First Species Counterpoint

The GA consistently produces first species counterpoint that is indistinguishable from that generated by humans. However, this is probably due to the limiting nature of the rules of first species counterpoint.

Computer Generated First Species Counterpoint – Listen to this extract [midi]

First species counterpoint composed by J.J.Fux – Listen to this extract [midi]

Second Species Counterpoint

Second species counterpoint is far more complex:

Computer Generated Second Species Counterpoint – Listen to this extract [midi]

Second species counterpoint composed by W.A.Mozart – Listen to this extract [midi]

When comparing these extracts, what is remarkable is their similarity. The opening two bars are swapped and bars 7 and 8 are exactly the same. Another interesting feature is the forbidden (but pleasing) use of a suspension between the third and second-to-last bars in the computer generated counterpoint. The GA has somehow stumbled upon this compositional mistake (the rules in R or T were obviously not constraining enough).

Third Species Counterpoint

Third species counterpoint also produces striking similarities between human and computer generated results:

Computer Generated Third Species Counterpoint – Listen to this extract [midi]
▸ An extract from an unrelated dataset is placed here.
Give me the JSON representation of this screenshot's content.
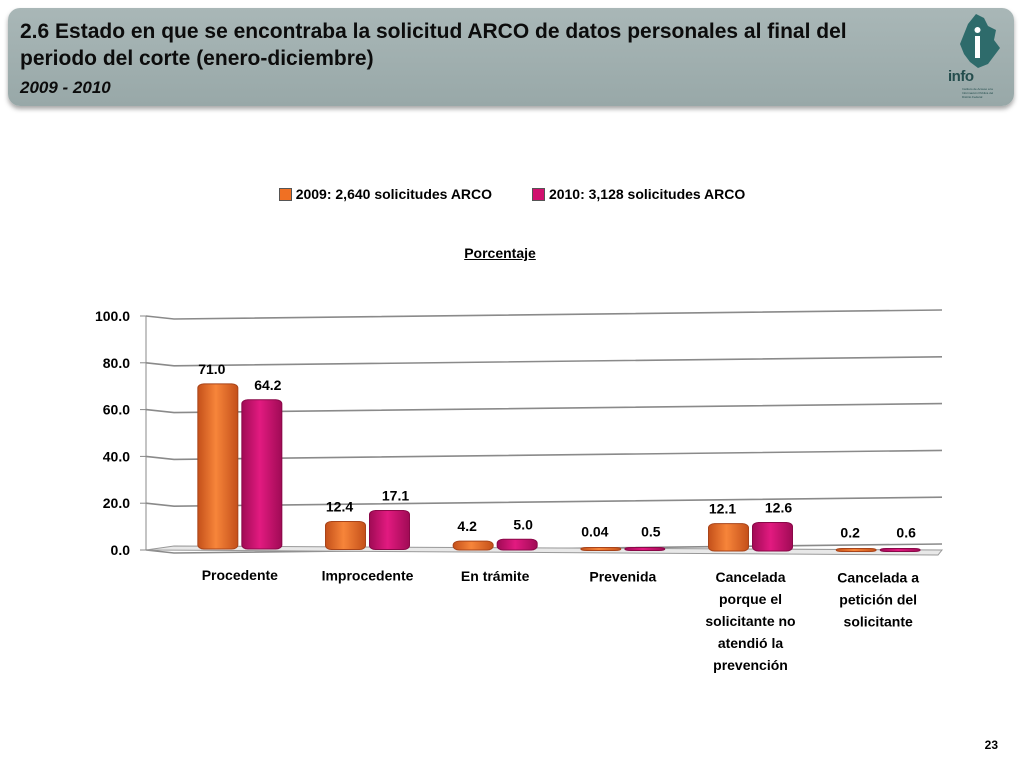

Third species counterpoint composed by J.J.Fux – Listen to this extract [midi]

Notice how both results start in the same way and continue to use scalic movement. Nevertheless, there are problems with the computer generated counterpoint: forbidden parallel octaves exist between bars 3 and 4 and there is a highly discouraged octave to fifth movement between bars 6 and 7. This demonstrates that the weighting for rewarding scalic movement is set too high in comparison to that for punishing parallel fifths and octaves.

Fourth Species Counterpoint

Computer generated fourth species counterpoint – Listen to this extract [midi]

Fourth species results tend to be very similar as the rules concerning the predominance of suspension figures in the music dictate a very limited range of solutions. This is demonstrated by the above example where the genetic algorithm produced a solution that was (except for the first note) exactly the same as that produced by Fux.

Fifth Species Counterpoint

Computer generated fifth species counterpoint – Listen to this extract [midi]

Fifth species counterpoint composed by J.J.Fux – Listen to this extract [midi]

Fifth species counterpoint produces results that are more contrasting. Whilst the computer generated counterpoint is correct it makes heavy use of 7/6 suspensions and quaver neighbour note figures. In comparison Fux's is better counterpoint due to greater melodic variety. This suggests the fitness function's weightings require optimization. Yet encouraging similarities exist between the results such as the final five bars and bars 3 and 4.

Conclusion and Further Work

These promising initial results show that the exploratory model of creativity, as implemented by a genetic algorithm, is capable of producing contrapuntal output of a similar quality to human experts.

However, they cannot hide the following facts:

  • Species counterpoint is both constraining and of little artistic value due to its pedagogical roots.
  • One would expect a computer to perform well when compared to humans in such constrained conditions.
  • The GA is not always consistent in the quality of its results and sometimes produces output containing obvious mistakes no human would make (such as the parallel octaves described earlier).

Future work will address such issues in the following ways:

  • Applying exploratory creativity to creative domains that are less constraining and more artistically valued than species counterpoint. (Musical domains might include free counterpoint or 20th century serial composition).
  • Attempting computational creativity within a domain that a computer would find hard to process.
  • Exploring and evaluating different evolutionary algorithms as well as other AI techniques for implementing exploratory creativity.
  • Devising and applying alternative models of creativity should the exploratory model prove to be inadequate.